Using multicore

The multicore package enables you to use multiple processors on the same physical machine, the “shared memory” model of parallel computing. What follows are two examples: one that computes distance matrices, modified from Yuen[1], and one that computes cross-validation, modified from Eugster, et al.[2].

Distance matrix

The first example creates a 4 by 4 matrix of random numbers, then defines a function that calculates the distance between the elements and creates a distance object, and finally that function is applied to the original matrix four times, first on a single processor, then on four processors.

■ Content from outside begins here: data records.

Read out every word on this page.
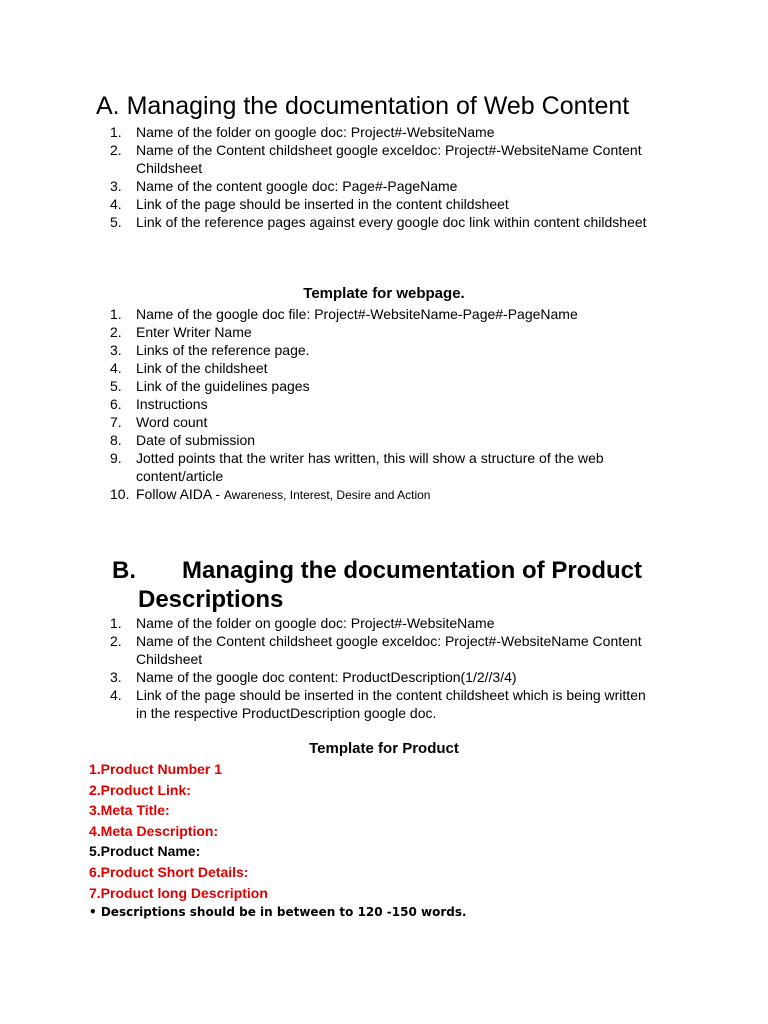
A. Managing the documentation of Web Content
1.	Name of the folder on google doc: Project#-WebsiteName
2.	Name of the Content childsheet google exceldoc: Project#-WebsiteName Content Childsheet
3.	Name of the content google doc: Page#-PageName
4.	Link of the page should be inserted in the content childsheet
5.	Link of the reference pages against every google doc link within content childsheet
Template for webpage.
1.	Name of the google doc file: Project#-WebsiteName-Page#-PageName
2.	Enter Writer Name
3.	Links of the reference page.
4.	Link of the childsheet
5.	Link of the guidelines pages
6.	Instructions
7.	Word count
8.	Date of submission
9.	Jotted points that the writer has written, this will show a structure of the web content/article
10. Follow AIDA - Awareness, Interest, Desire and Action
B. Managing the documentation of Product
Descriptions
1.	Name of the folder on google doc: Project#-WebsiteName
2.	Name of the Content childsheet google exceldoc: Project#-WebsiteName Content Childsheet
3.	Name of the google doc content: ProductDescription(1/2//3/4)
4.	Link of the page should be inserted in the content childsheet which is being written in the respective ProductDescription google doc.
Template for Product
1.Product Number 1
2.Product Link:
3.Meta Title:
4.Meta Description:
5.Product Name:
6.Product Short Details:
7.Product long Description
• Descriptions should be in between to 120 -150 words.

We’ll assume these commands get put into a file called distance.R for batch processing.

library(multicore)
set.seed(5446)

lfun <- function(i){
  d <- dist(X) 
}

p <- 4
X <- matrix(rnorm(2^p),ncol = 2^(p/2))

res <- lapply(1:4,lfun)

options(cores = 4)
mcres <- mclapply(1:4,lfun)
all.equal(res, mcres)

Note that we are asking for four cores for the worker processes to do the calculations. You should request one additional core when you write your PBS script, so that the master process still has a core of its own.

To run those commands using PBS, you will need to modify the PBS script from above so that the #PBS -l line and the line that runs R look like this.

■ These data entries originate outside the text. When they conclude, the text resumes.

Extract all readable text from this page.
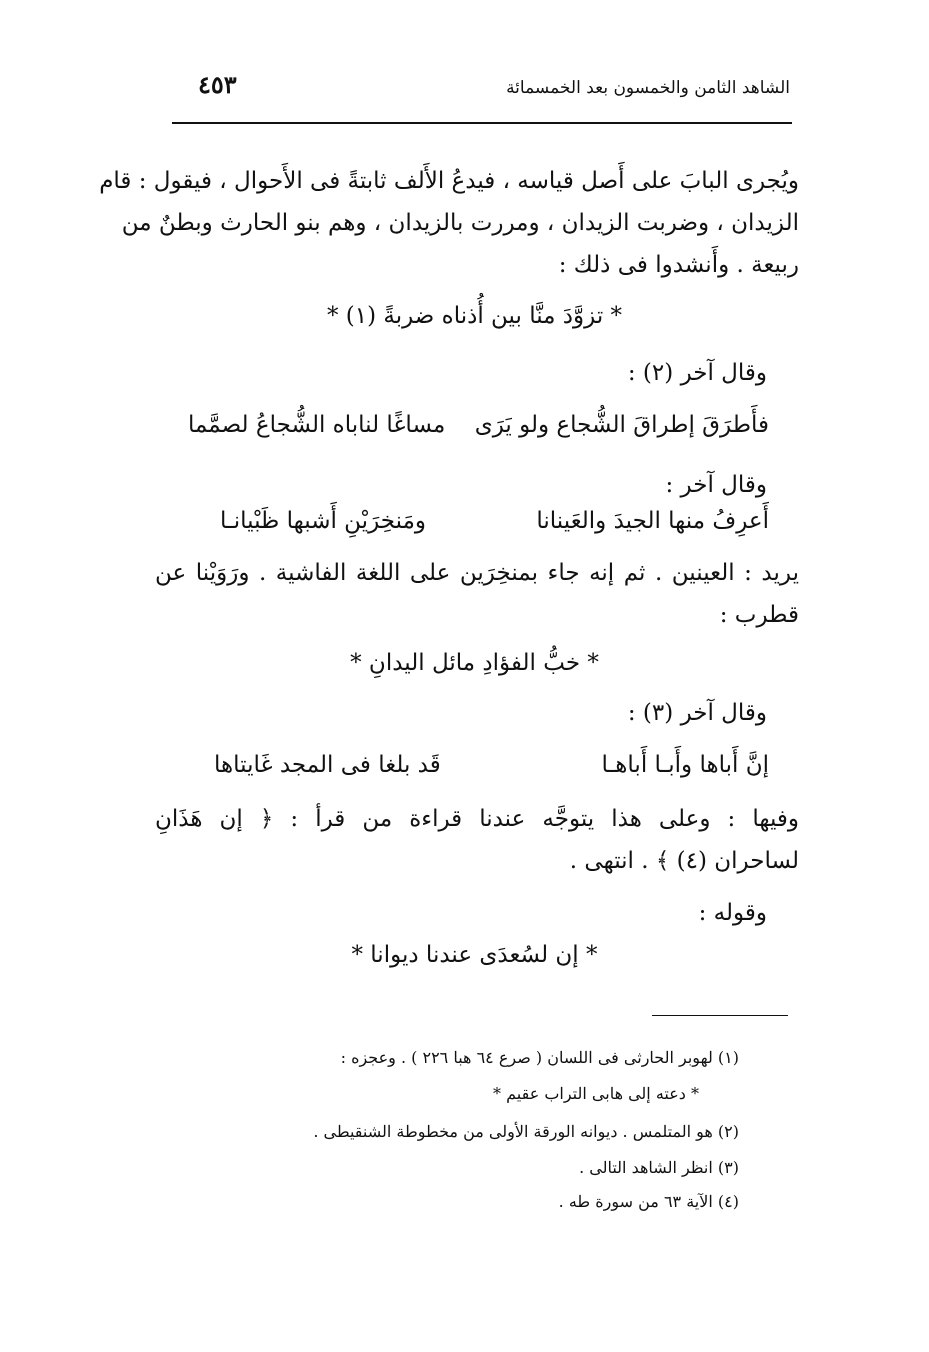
الشاهد الثامن والخمسون بعد الخمسمائة
٤٥٣
ويُجرى البابَ على أَصل قياسه ، فيدعُ الأَلف ثابتةً فى الأَحوال ، فيقول : قام
الزيدان ، وضربت الزيدان ، ومررت بالزيدان ، وهم بنو الحارث وبطنٌ من
ربيعة . وأَنشدوا فى ذلك :
* تزوَّدَ منَّا بين أُذناه ضربةً (١) *
وقال آخر (٢) :
فأَطرَقَ إطراقَ الشُّجاع ولو يَرَى
مساغًا لناباه الشُّجاعُ لصمَّما
وقال آخر :
أَعرِفُ منها الجيدَ والعَينانا
ومَنخِرَيْنِ أَشبها ظَبْيانـا
يريد : العينين . ثم إنه جاء بمنخِرَين على اللغة الفاشية . ورَوَيْنا عن
قطرب :
* خبُّ الفؤادِ مائل اليدانِ *
وقال آخر (٣) :
إنَّ أَباها وأَبـا أَباهـا
قَد بلغا فى المجد غَايتاها
وفيها : وعلى هذا يتوجَّه عندنا قراءة من قرأ : ﴿ إن هَذَانِ
لساحران (٤) ﴾ . انتهى .
وقوله :
* إن لسُعدَى عندنا ديوانا *
(١) لهوبر الحارثى فى اللسان ( صرع ٦٤ هبا ٢٢٦ ) . وعجزه :
* دعته إلى هابى التراب عقيم *
(٢) هو المتلمس . ديوانه الورقة الأولى من مخطوطة الشنقيطى .
(٣) انظر الشاهد التالى .
(٤) الآية ٦٣ من سورة طه .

#PBS -l nodes=1:ppn=5,mem=1gb
  [ . . . . ]<
R CMD BATCH --vanilla distance.R

For more information about the #PBS line, please see the PBS web page.

Cross validation example

The second example creates a random data set, sets up 10 equally sized samples, then fits a model to the samples, calculates the squared predicted values difference of the predicted to the observed values, and creates a list of the results. Finally, the mean squared difference is calculated.

library(multicore)
n <- 100
set.seed(123)
x <- rnorm(n)
y <- x + rnorm(n)
rand.data <- data.frame(x, y)

K <- 10
samples <- split(sample(1:n), rep(1:K, length = n))

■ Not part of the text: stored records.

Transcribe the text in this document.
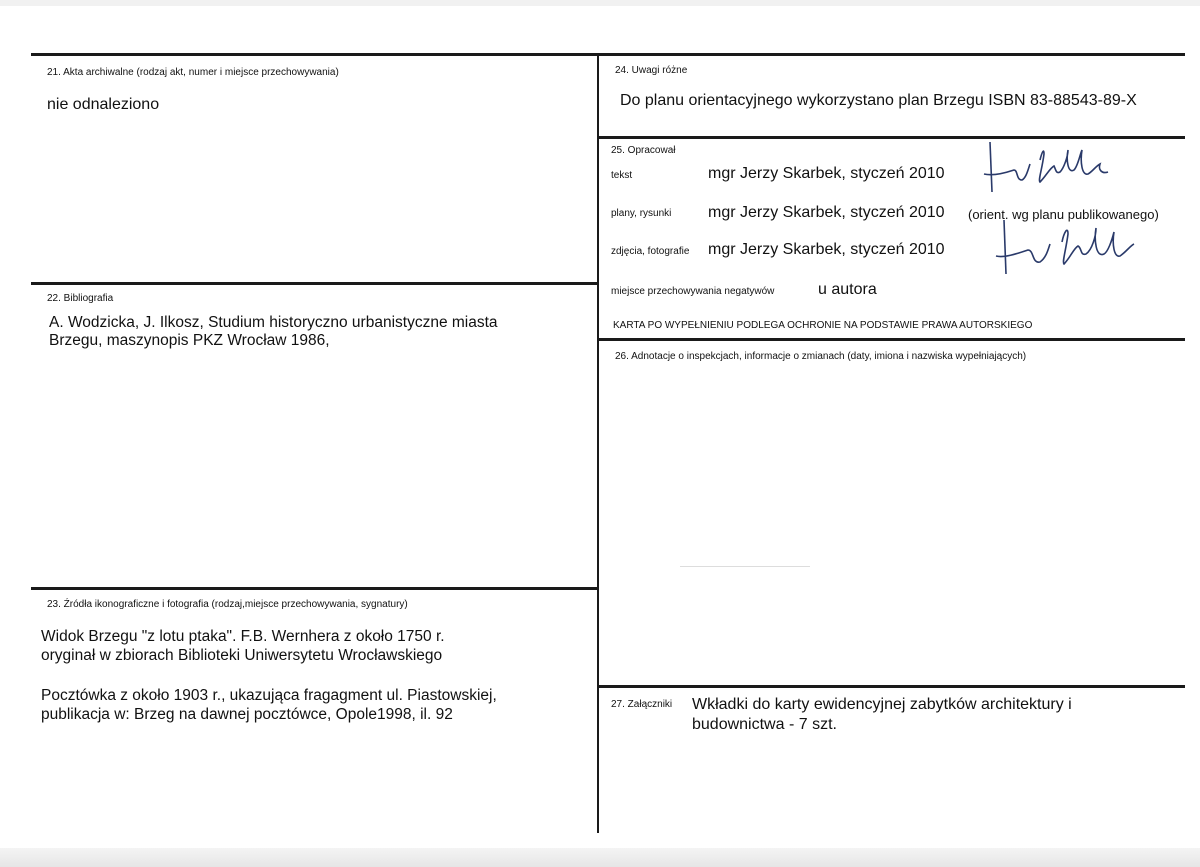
21. Akta archiwalne (rodzaj akt, numer i miejsce przechowywania)
nie odnaleziono
22. Bibliografia
A. Wodzicka, J. Ilkosz, Studium historyczno urbanistyczne miasta
Brzegu, maszynopis PKZ Wrocław 1986,
23. Źródła ikonograficzne i fotografia (rodzaj,miejsce przechowywania, sygnatury)
Widok Brzegu "z lotu ptaka". F.B. Wernhera z około 1750 r.
oryginał w zbiorach Biblioteki Uniwersytetu Wrocławskiego
Pocztówka z około 1903 r., ukazująca fragagment ul. Piastowskiej,
publikacja w: Brzeg na dawnej pocztówce, Opole1998, il. 92
24. Uwagi różne
Do planu orientacyjnego wykorzystano plan Brzegu ISBN 83-88543-89-X
25. Opracował
tekst	mgr Jerzy Skarbek, styczeń 2010
plany, rysunki mgr Jerzy Skarbek, styczeń 2010 (orient. wg planu publikowanego)
zdjęcia, fotografie mgr Jerzy Skarbek, styczeń 2010
miejsce przechowywania negatywów	u autora
KARTA PO WYPEŁNIENIU PODLEGA OCHRONIE NA PODSTAWIE PRAWA AUTORSKIEGO
26. Adnotacje o inspekcjach, informacje o zmianach (daty, imiona i nazwiska wypełniających)
27. Załączniki Wkładki do karty ewidencyjnej zabytków architektury i
budownictwa - 7 szt.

cv.fold.fun <- function(index) {
   fit <- lm(y~x, data = rand.data[-samples[[index]],])
   pred <- predict(fit, newdata = rand.data[samples[[index]],])
   return((pred - rand.data$y[samples[[index]]])^2)
}

#  Sequential version
res.fun   <- lapply(seq(along = samples), cv.fold.fun)
mean(unlist(res.fun))

#  Parallel version
mcres.fun <- mclapply(seq(along = samples), cv.fold.fun)
mean(unlist(mcres.fun))

#  All the elements are identical
all.equal(res.fun, mcres.fun)

References

[1] Robert Yuen, http://www.stat.lsa.umich.edu/~bobyuen/gpuwiki/
[2] Adapted from MJA Eugster, J Knaus, et al., “Hands-on tutorial for parallel computing with R”, Computational Statistics, Jun 2011, Vol 26, pp 219–239.